Verifies the functionality of Doppelgangers
verifyDoppelgangers.Rd
The user constructs a csv file with with training-validation set pairs ideally incrementing the number of Doppelgangers between training and validation sets. For each training-validation set pair, 12 models with different feature sets will be trained. 10 random feature sets and 2 features sets of highest and lowest variance would be generated. If an increase in validation accuracy of the 10 random models with increasing number of doppelgangers can be observed, we can conclude that the doppelgangers included are functional doppelgangers.
Usage
verifyDoppelgangers(
experiment_plan_filename,
raw_data,
meta_data,
feature_set_portion = 0.1,
seed_num = 2021,
separator = "\\.",
do_batch_corr = TRUE,
k = 5,
num_random_feature_sets = 10,
size_of_val_set = 8,
batch_corr_method = "ComBat",
neg_con_seed = 10
)
Arguments
- experiment_plan_filename
Name of file containing csv experiment plan. The csv file has a header with the names of the training_validation sets (e.g. "Doppel_0.train" or "Doppel_0.valid"). In each column (e.g. "Doppel_0.train" column), we include the names of all samples included in this training/validation set.
- raw_data
Dataframe of count matrix before batch correction
- meta_data
Dataframe of meta data
- feature_set_portion
Proportion of variables to be used for feature set generation
- seed_num
Seed number for random feature set generation
- separator
The character separating the name of the training_validation pair e.g. "0 Doppel" from the "train", "valid" label. Name of each column should be in format "0 Doppel.train" if . is used as separator
- do_batch_corr
If False, no batch correction is carried out
- k
k hyperparameter for KNN classification models
- num_random_feature_sets
Number of random feature sets for each training-validation set
- size_of_val_set
Size of each validation set (We assume the size of each validation set is the same, this is used for the binomial model)
- batch_corr_method
Batch correlation method used.

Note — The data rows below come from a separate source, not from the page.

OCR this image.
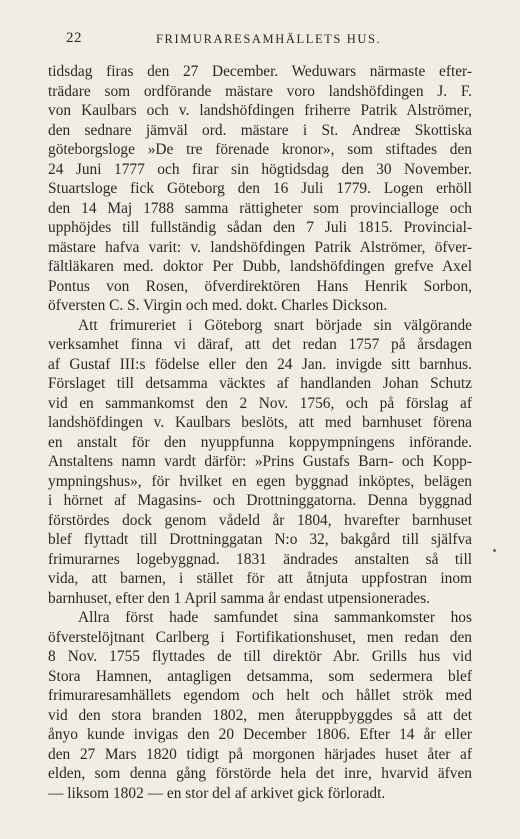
22	FRIMURARESAMHÄLLETS HUS.
tidsdag firas den 27 December. Weduwars närmaste efter-
trädare som ordförande mästare voro landshöfdingen J. F.
von Kaulbars och v. landshöfdingen friherre Patrik Alströmer,
den sednare jämväl ord. mästare i St. Andreæ Skottiska
göteborgsloge »De tre förenade kronor», som stiftades den
24 Juni 1777 och firar sin högtidsdag den 30 November.
Stuartsloge fick Göteborg den 16 Juli 1779. Logen erhöll
den 14 Maj 1788 samma rättigheter som provincialloge och
upphöjdes till fullständig sådan den 7 Juli 1815. Provincial-
mästare hafva varit: v. landshöfdingen Patrik Alströmer, öfver-
fältläkaren med. doktor Per Dubb, landshöfdingen grefve Axel
Pontus von Rosen, öfverdirektören Hans Henrik Sorbon,
öfversten C. S. Virgin och med. dokt. Charles Dickson.
Att frimureriet i Göteborg snart började sin välgörande
verksamhet finna vi däraf, att det redan 1757 på årsdagen
af Gustaf III:s födelse eller den 24 Jan. invigde sitt barnhus.
Förslaget till detsamma väcktes af handlanden Johan Schutz
vid en sammankomst den 2 Nov. 1756, och på förslag af
landshöfdingen v. Kaulbars beslöts, att med barnhuset förena
en anstalt för den nyuppfunna koppympningens införande.
Anstaltens namn vardt därför: »Prins Gustafs Barn- och Kopp-
ympningshus», för hvilket en egen byggnad inköptes, belägen
i hörnet af Magasins- och Drottninggatorna. Denna byggnad
förstördes dock genom vådeld år 1804, hvarefter barnhuset
blef flyttadt till Drottninggatan N:o 32, bakgård till själfva
frimurarnes logebyggnad. 1831 ändrades anstalten så till
vida, att barnen, i stället för att åtnjuta uppfostran inom
barnhuset, efter den 1 April samma år endast utpensionerades.
Allra först hade samfundet sina sammankomster hos
öfverstelöjtnant Carlberg i Fortifikationshuset, men redan den
8 Nov. 1755 flyttades de till direktör Abr. Grills hus vid
Stora Hamnen, antagligen detsamma, som sedermera blef
frimuraresamhällets egendom och helt och hållet strök med
vid den stora branden 1802, men återuppbyggdes så att det
ånyo kunde invigas den 20 December 1806. Efter 14 år eller
den 27 Mars 1820 tidigt på morgonen härjades huset åter af
elden, som denna gång förstörde hela det inre, hvarvid äfven
— liksom 1802 — en stor del af arkivet gick förloradt.
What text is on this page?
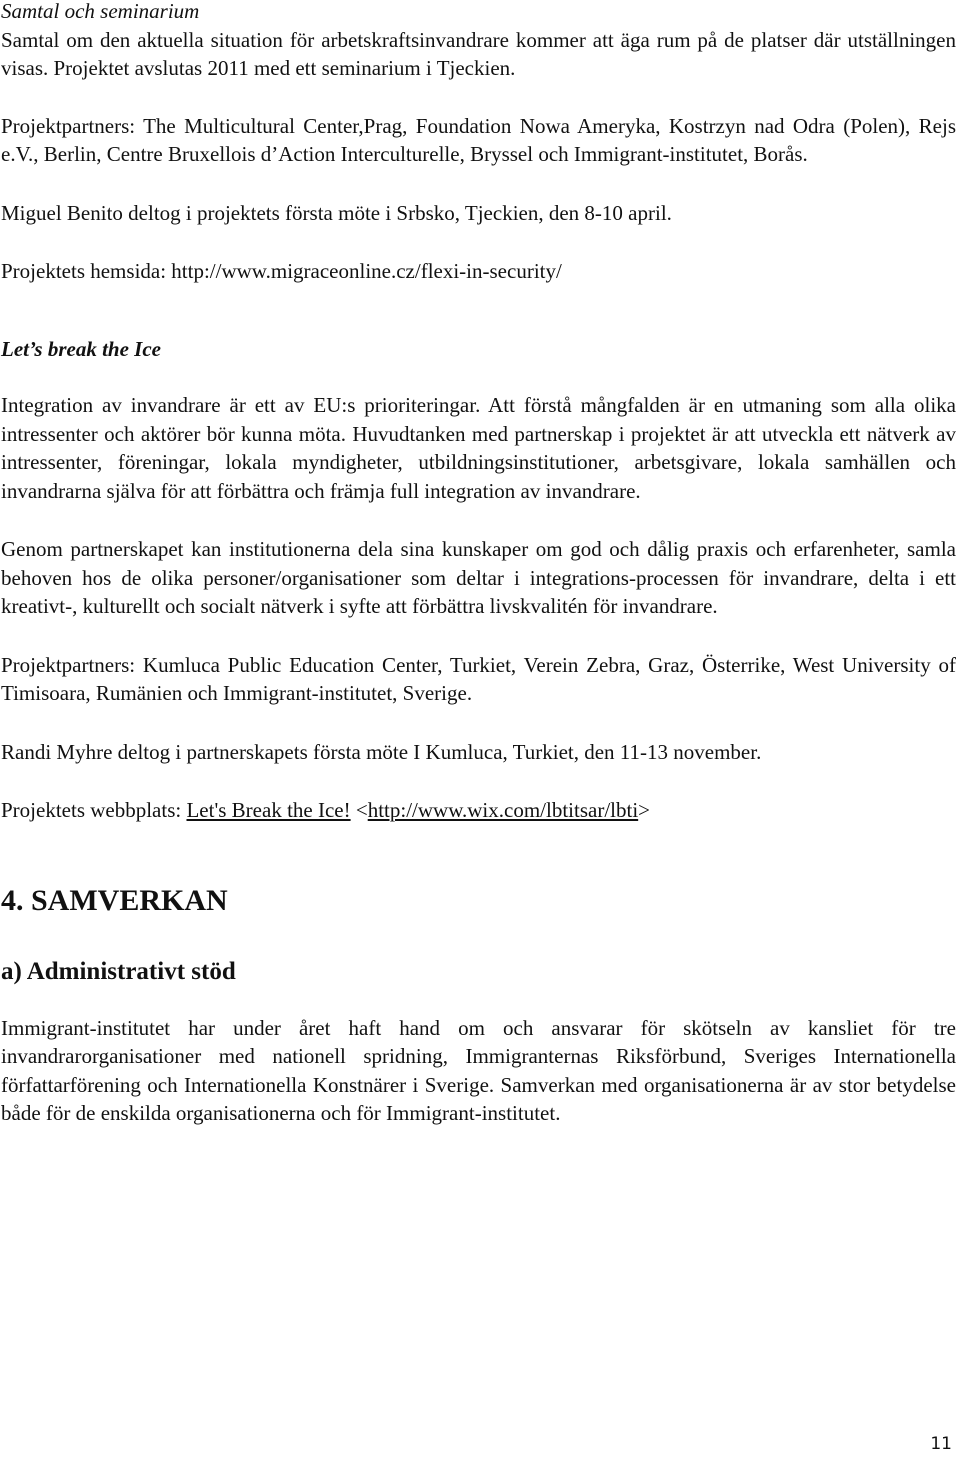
Samtal och seminarium

Samtal om den aktuella situation för arbetskraftsinvandrare kommer att äga rum på de platser där utställningen visas. Projektet avslutas 2011 med ett seminarium i Tjeckien.

Projektpartners: The Multicultural Center,Prag, Foundation Nowa Ameryka, Kostrzyn nad Odra (Polen), Rejs e.V., Berlin, Centre Bruxellois d’Action Interculturelle, Bryssel och Immigrant-institutet, Borås.

Miguel Benito deltog i projektets första möte i Srbsko, Tjeckien, den 8-10 april.

Projektets hemsida: http://www.migraceonline.cz/flexi-in-security/

Let’s break the Ice

Integration av invandrare är ett av EU:s prioriteringar. Att förstå mångfalden är en utmaning som alla olika intressenter och aktörer bör kunna möta. Huvudtanken med partnerskap i projektet är att utveckla ett nätverk av intressenter, föreningar, lokala myndigheter, utbildningsinstitutioner, arbetsgivare, lokala samhällen och invandrarna själva för att förbättra och främja full integration av invandrare.

Genom partnerskapet kan institutionerna dela sina kunskaper om god och dålig praxis och erfarenheter, samla behoven hos de olika personer/organisationer som deltar i integrations-processen för invandrare, delta i ett kreativt-, kulturellt och socialt nätverk i syfte att förbättra livskvalitén för invandrare.

Projektpartners: Kumluca Public Education Center, Turkiet, Verein Zebra, Graz, Österrike, West University of Timisoara, Rumänien och Immigrant-institutet, Sverige.

Randi Myhre deltog i partnerskapets första möte I Kumluca, Turkiet, den 11-13 november.

Projektets webbplats: Let's Break the Ice! <http://www.wix.com/lbtitsar/lbti>

4. SAMVERKAN
a) Administrativt stöd

Immigrant-institutet har under året haft hand om och ansvarar för skötseln av kansliet för tre invandrarorganisationer med nationell spridning, Immigranternas Riksförbund, Sveriges Internationella författarförening och Internationella Konstnärer i Sverige. Samverkan med organisationerna är av stor betydelse både för de enskilda organisationerna och för Immigrant-institutet.

11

Only 2 options are accepted "ComBat" or "ComBat_seq".
- neg_con_seed
Seed used for negative control
Details
Troubleshooting tips:
Ensure all the headers have no spaces.
If excel is used for planning, save the spreadsheet as "CSV (MS-DOS) (*.csv)"
Use the exact label "train" and "valid" (take note of capital letters)
Ensure the separator does not exist in the name of the training-validation set (E.g. Doppel.0 is not allowed)
Try to put both training-validation columns beside each other and leave no column gaps
Refer to the csv file in the tutorial on the GitHub README.